The approval concluded the legislative process on the proposal, which EU politicians believe will help safeguard Europe's security, public order and strategic interests when it comes to foreign investment in the EU.
While the framework does not publicly claim to target Chinese FDI, concern over growing Chinese FDI in the EU has been widely viewed as a major reason for the legislation. It means that Chinese FDI coming into the EU might be subject to disproportionate scrutiny, even discrimination in the coming years.
A survey released on Wednesday shows that Chinese FDI in Europe plummeted by 40 percent in 2018, hitting its lowest level in four years. The new EU framework is likely to further dampen Chinese merger and acquisition activity. While China's control of capital outflow contributed to the fall, the playing up of Chinese FDI in Europe as a threat by some politicians also played a role in dampening M&A activity.
Germany's Mercator Institute for China Studies and New York-based Rhodium Group, which conducted the survey, believe the new EU investment screening framework could have a big impact on Chinese investors.
China has been further opening up its economy at a gradual and steady pace. The new draft Foreign Investment Law to be reviewed and possibly voted at the ongoing annual session of the National People's Congress in Beijing will make China more open to FDI, by addressing key issues from government procurement to protection of intellectual property rights.
China's progress has been impressive. The World Bank last October praised China for carrying out a record number of reforms during the past year to improve the business climate for small and medium-sized enterprises. As a result, China advanced to a global ranking of 46 in 2018, up from 78 in 2017.
On Wednesday, He Lifeng, chairman of the National Development and Reform Commission, said that China's ranking will rise further this year. Still, there is no room for complacency. Much remains to be done to further improve China's foreign investment environment.

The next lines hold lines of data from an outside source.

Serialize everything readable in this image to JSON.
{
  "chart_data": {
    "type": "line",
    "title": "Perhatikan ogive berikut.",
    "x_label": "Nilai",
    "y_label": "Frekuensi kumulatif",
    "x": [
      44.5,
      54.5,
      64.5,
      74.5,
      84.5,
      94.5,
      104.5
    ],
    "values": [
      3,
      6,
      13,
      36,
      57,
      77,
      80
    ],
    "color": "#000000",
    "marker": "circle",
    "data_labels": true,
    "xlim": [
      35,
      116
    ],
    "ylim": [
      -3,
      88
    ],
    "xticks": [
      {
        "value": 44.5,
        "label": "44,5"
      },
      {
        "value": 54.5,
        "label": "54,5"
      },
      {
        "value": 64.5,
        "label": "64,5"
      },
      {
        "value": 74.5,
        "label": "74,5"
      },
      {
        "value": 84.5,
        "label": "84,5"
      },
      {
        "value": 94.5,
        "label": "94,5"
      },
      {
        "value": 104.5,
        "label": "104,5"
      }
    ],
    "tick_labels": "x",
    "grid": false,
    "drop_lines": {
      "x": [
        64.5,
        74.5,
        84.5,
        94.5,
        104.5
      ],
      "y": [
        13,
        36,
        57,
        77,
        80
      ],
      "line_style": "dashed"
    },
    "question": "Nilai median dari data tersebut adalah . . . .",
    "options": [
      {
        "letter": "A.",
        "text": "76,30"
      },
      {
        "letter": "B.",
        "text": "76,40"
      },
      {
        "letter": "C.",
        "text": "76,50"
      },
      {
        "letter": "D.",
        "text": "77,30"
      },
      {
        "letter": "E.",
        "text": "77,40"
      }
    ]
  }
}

But while China is moving toward a more open investment regime to close its gap with the EU, the new EU screening framework is likely to make the bloc less open to FDI, especially from China and a few other countries.
As each other's major trade partners, China and the EU have achieved a great deal in mutually beneficial, win-win cooperation in the past four decades. A report last week by the European Economic Advisory Group, comprising prominent economists, said the growth in the Chinese economy has generated new markets for European exports and sources of imports.
The report also said the EU "should remain open to foreign investment, one of the side effects of which is that deep mutual relations through investment reduce the likelihood of political or military conflict".
The EU screening framework that apparently has China as a target will likely hurt not only Chinese FDI but EU countries as well. This is especially bad since the Organization for Economic Cooperation and Development on Wednesday revised down the economic outlook for 2019 and 2020 for major EU economies of Germany, France, Italy and the United Kingdom.
Instead of unnecessarily targeting Chinese FDI for screening, the EU should speed up the talks with China for a bilateral investment agreement in order to inject better confidence in investors from both sides.
The author is chief of China Daily EU Bureau based in Brussels.